In mezzo a questa natura desolata, inaridita, Montale (che molto conosceva sia di botanica, che di entomologia), contempla le file di minuscole formiche: così minute e impotenti, esse ricordano la piccolezza degli esseri umani, che si affannano ugualmente senza posa. E mentre, nella terza quartina, si leva il frinire delle cicale nel meriggio assolato, l'io lirico contempla in lontananza il mare, descritto splendidamente nel suo ondeggiare dalla metafora "scaglie di mare". Si ricordi che il mare, in Mediterraneo, poemetto in parti che appartiene agli Ossi, rappresenta la violenza della vita; e tutto questo paesaggio assetato rinvia a una condizione esistenziale difficile, assetata anch'essa.
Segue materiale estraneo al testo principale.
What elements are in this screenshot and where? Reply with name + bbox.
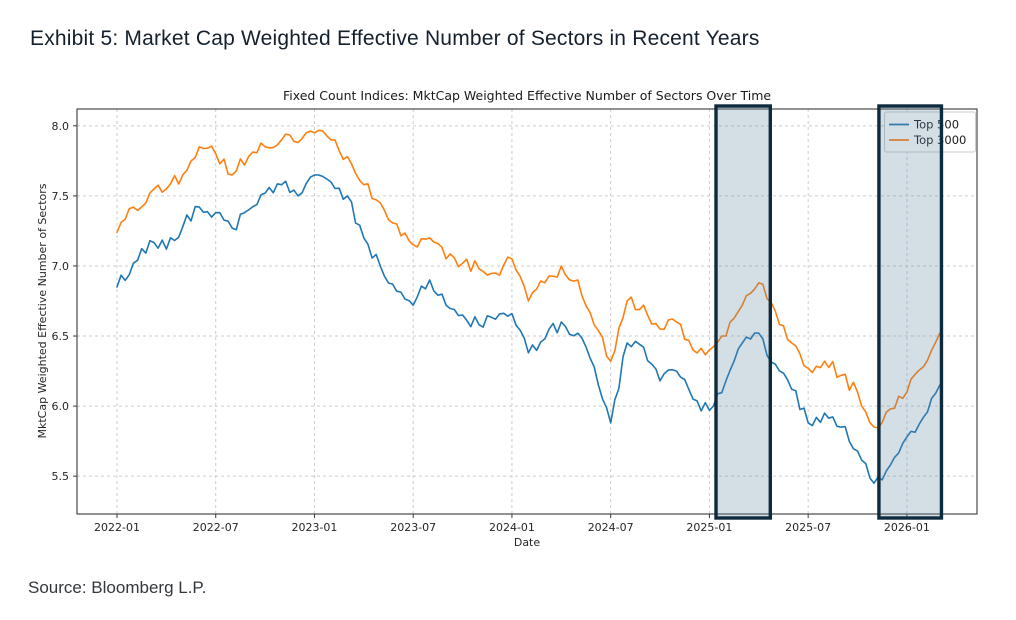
- y-tick-label: 8.0: [52, 120, 70, 133]
- series-line-top-500: [116, 174, 941, 485]
- series-layer: [116, 129, 941, 485]
- y-tick-label: 7.5: [52, 190, 70, 203]
- x-tick-label: 2025-01: [686, 521, 732, 534]
- x-tick-label: 2024-01: [489, 521, 535, 534]
- legend-box: [884, 111, 976, 153]
- x-axis-label: Date: [514, 536, 541, 549]
- legend: Top 500Top 3000: [884, 111, 976, 153]
- x-tick-label: 2026-01: [884, 521, 930, 534]
- series-line-top-3000: [116, 129, 941, 429]
- x-tick-label: 2022-07: [193, 521, 239, 534]
- y-tick-label: 7.0: [52, 260, 70, 273]
- x-tick-label: 2023-01: [291, 521, 337, 534]
- highlight-region: [877, 104, 944, 520]
- highlight-region: [714, 104, 773, 520]
- y-tick-label: 5.5: [52, 470, 70, 483]
- exhibit-title: Exhibit 5: Market Cap Weighted Effective…: [30, 27, 760, 50]
- tick-layer: 2022-01 2022-07 2023-01 2023-07 2024-01 2024-…: [52, 120, 930, 534]
- x-tick-label: 2024-07: [588, 521, 634, 534]
- y-tick-label: 6.0: [52, 400, 70, 413]
- axes-frame: [76, 108, 978, 515]
- x-tick-label: 2025-07: [785, 521, 831, 534]
- y-tick-label: 6.5: [52, 330, 70, 343]
- grid-layer: [77, 109, 977, 514]
- highlight-regions-layer: [714, 104, 944, 520]
- legend-label: Top 500: [913, 118, 959, 132]
- x-tick-label: 2023-07: [390, 521, 436, 534]
- x-tick-label: 2022-01: [94, 521, 140, 534]
- plot-background: [77, 109, 977, 514]
- source-note: Source: Bloomberg L.P.: [28, 578, 207, 597]
- y-axis-label: MktCap Weighted Effective Number of Sect…: [36, 183, 49, 438]
- chart-title: Fixed Count Indices: MktCap Weighted Eff…: [283, 88, 771, 103]
- legend-label: Top 3000: [913, 133, 966, 147]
L'ultimo correlativo oggettivo è proprio il muro: come tanti muri di proprietà liguri, esso è incoronato da cocci di vetro con funzione deterrente: quel muro rappresenta l'impossibilità di trovare il famoso "varco", la via verso la verità e il senso della vita e del suo travaglio (si noti la lunga serie di assonanze in gl dell'ultima strofa, di 5 versi).
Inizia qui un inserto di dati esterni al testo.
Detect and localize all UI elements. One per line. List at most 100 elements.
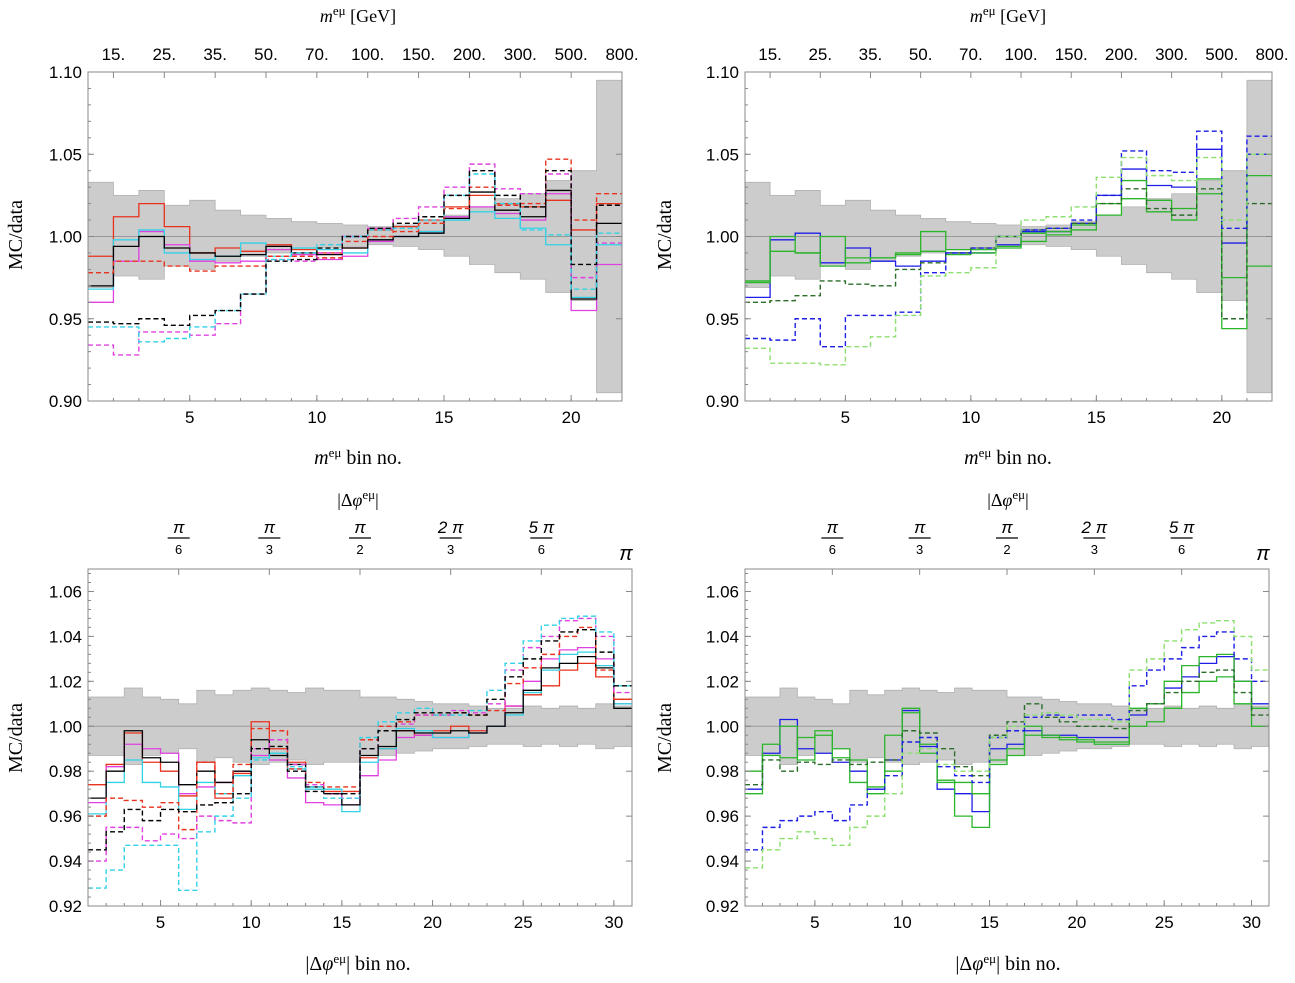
top-tick-label: 70. [959,45,983,64]
series-black-dashed-7 [88,170,622,327]
top-tick-labels: π 6 π 3 π 2 2 π 3 5 π 6 π [821,518,1270,575]
series-green-solid-2 [745,676,1269,829]
series-cyan-solid-2 [88,211,622,299]
y-tick-label: 0.96 [49,807,82,826]
x-tick-label: 10 [893,913,912,932]
top-tick-numerator: 5 π [529,518,555,537]
y-tick-label: 1.05 [706,145,739,164]
top-tick-labels: π 6 π 3 π 2 2 π 3 5 π 6 π [167,518,633,575]
x-tick-label: 15 [332,913,351,932]
series-black-solid-3 [88,655,632,806]
x-tick-label: 15 [1087,408,1106,427]
x-tick-label: 5 [810,913,819,932]
top-tick-denominator: 3 [447,542,454,557]
y-tick-label: 0.92 [706,897,739,916]
y-tick-label: 0.98 [49,762,82,781]
chart-mass-left: meμ [GeV] 15. 25. 35. 50. 70. 100. 150. 200. 300… [5,3,639,469]
top-tick-label: 150. [1055,45,1088,64]
y-tick-label: 0.98 [706,762,739,781]
x-tick-label: 5 [841,408,850,427]
top-tick-denominator: 3 [1091,542,1098,557]
y-axis-label: MC/data [5,703,27,773]
x-tick-label: 10 [307,408,326,427]
x-axis-label: |Δφeμ| bin no. [955,951,1060,975]
top-tick-denominator: 2 [1003,542,1010,557]
y-tick-label: 1.02 [706,672,739,691]
top-tick-label: 25. [152,45,176,64]
top-tick-denominator: 3 [266,542,273,557]
y-tick-label: 0.94 [49,852,82,871]
x-tick-label: 20 [1212,408,1231,427]
top-axis-label: meμ [GeV] [320,3,396,26]
y-tick-label: 0.94 [706,852,739,871]
series-magenta-solid-1 [88,193,622,312]
top-tick-numerator: π [1001,518,1013,537]
top-tick-label: 35. [859,45,883,64]
top-tick-label: 500. [1205,45,1238,64]
y-tick-label: 1.10 [706,63,739,82]
y-tick-label: 1.00 [49,228,82,247]
top-tick-label: 35. [203,45,227,64]
top-tick-numerator: π [354,518,366,537]
x-tick-label: 25 [514,913,533,932]
top-tick-denominator: 2 [356,542,363,557]
y-tick-label: 0.96 [706,807,739,826]
series-blue-solid-0 [745,148,1272,299]
top-tick-label: 300. [504,45,537,64]
plot-area: 0.90 0.95 1.00 1.05 1.10 5 10 15 20 [706,63,1273,427]
top-tick-denominator: 6 [175,542,182,557]
series-black-dashed-7 [88,628,632,851]
top-tick-label: 300. [1155,45,1188,64]
top-tick-label: 15. [758,45,782,64]
x-tick-label: 20 [423,913,442,932]
top-tick-numerator: 5 π [1169,518,1195,537]
plot-area: 0.90 0.95 1.00 1.05 1.10 5 10 15 20 [49,63,623,427]
y-tick-label: 1.00 [706,228,739,247]
series-cyan-dashed-6 [88,615,632,891]
y-tick-label: 1.04 [49,627,82,646]
y-axis-label: MC/data [654,200,676,270]
chart-mass-right: meμ [GeV] 15. 25. 35. 50. 70. 100. 150. 200. 300… [654,3,1289,469]
x-tick-label: 15 [980,913,999,932]
top-tick-label: 15. [102,45,126,64]
top-tick-denominator: 6 [1178,542,1185,557]
top-tick-label: 50. [909,45,933,64]
top-tick-label: 25. [808,45,832,64]
top-tick-label: π [619,543,633,565]
y-tick-label: 0.95 [49,310,82,329]
top-tick-label: 100. [351,45,384,64]
top-tick-denominator: 6 [829,542,836,557]
series-lightgreen-dashed-5 [745,153,1272,366]
top-tick-numerator: 2 π [1081,518,1108,537]
top-tick-numerator: π [827,518,839,537]
x-tick-label: 25 [1155,913,1174,932]
top-tick-label: π [1256,543,1270,565]
x-tick-label: 5 [185,408,194,427]
y-tick-label: 1.05 [49,145,82,164]
y-tick-label: 1.00 [706,717,739,736]
chart-dphi-right: |Δφeμ| π 6 π 3 π 2 2 π 3 5 π 6 π 0.92 0.94 0.96 0.98 1… [654,490,1270,975]
series-black-solid-3 [88,189,622,300]
y-axis-label: MC/data [654,703,676,773]
y-tick-label: 1.00 [49,717,82,736]
y-tick-label: 0.95 [706,310,739,329]
chart-dphi-left: |Δφeμ| π 6 π 3 π 2 2 π 3 5 π 6 π 0.92 0.94 0.96 0.98 1… [5,490,633,975]
series-green-solid-2 [745,193,1272,330]
top-axis-label: |Δφeμ| [987,490,1029,510]
top-tick-label: 200. [453,45,486,64]
top-tick-labels: 15. 25. 35. 50. 70. 100. 150. 200. 300. 500. 800. [758,45,1289,78]
top-tick-label: 100. [1005,45,1038,64]
top-tick-label: 200. [1105,45,1138,64]
top-tick-numerator: π [264,518,276,537]
x-tick-label: 20 [562,408,581,427]
top-tick-label: 70. [305,45,329,64]
x-tick-label: 10 [242,913,261,932]
top-tick-numerator: π [914,518,926,537]
x-tick-label: 30 [1242,913,1261,932]
y-tick-label: 0.92 [49,897,82,916]
x-tick-label: 15 [435,408,454,427]
top-tick-denominator: 6 [538,542,545,557]
series-darkgreen-dashed-3 [745,669,1269,786]
y-tick-label: 0.90 [49,392,82,411]
top-tick-label: 150. [402,45,435,64]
I correlativi oggettivi qui impiegati sembrano inusuali: e certo il panorama ligure era inusuale nella poesia italiana, a parte forse il precedente di Camillo Sbarbaro. Eppure, questo strano paesaggio, accecato dal sole e pieno di animali striscianti, sembra un locus amoenus alla rovescia. Non giardini, acque, fontane, erba, fiori: ma un'immagine desolata, di sterpi, biscie, terra inaridita, formiche e il mare, minaccioso, ma evocatore, lontano. E qui vale la pena ricordare ancora Leopardi.
Nel 1826, mentre era a Bologna (il 19 aprile), egli compose una pagina celeberrima dello Zibaldone, detta "Il giardino della sofferenza", in cui ribalta la tradizionale e idilliaca immagine del locus amoenus.
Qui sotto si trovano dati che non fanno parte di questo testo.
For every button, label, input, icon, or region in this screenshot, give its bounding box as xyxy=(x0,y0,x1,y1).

Entrate in un giardino di piante, d’erbe, di fiori. Sia pur quanto volete ridente. Sia nella più mite stagione dell’anno. Voi non potete volger lo sguardo in nessuna parte che voi non vi troviate del patimento. Tutta quella famiglia di vegetali è in istato di souffrance, qual individuo più, qual meno. Là quella rosa è offesa dal sole, che gli ha dato la vita; si corruga, langue, appassisce. Là quel giglio è succhiato crudelmente da un’ape, nelle sue parti più sensibili, più vitali. Il dolce mele non si fabbrica dalle industriose, pazienti, buone, virtuose api senza indicibili tormenti di quelle fibre delicatissime, senza strage spietata di teneri fiorellini. Quell’albero è infestato da un formicaio, quell’altro da bruchi, da mosche, da lumache, da zanzare....

La natura è ormai completamente matrigna. Nel mondo non esiste armonia: esiste solo il dolore e il male, universale.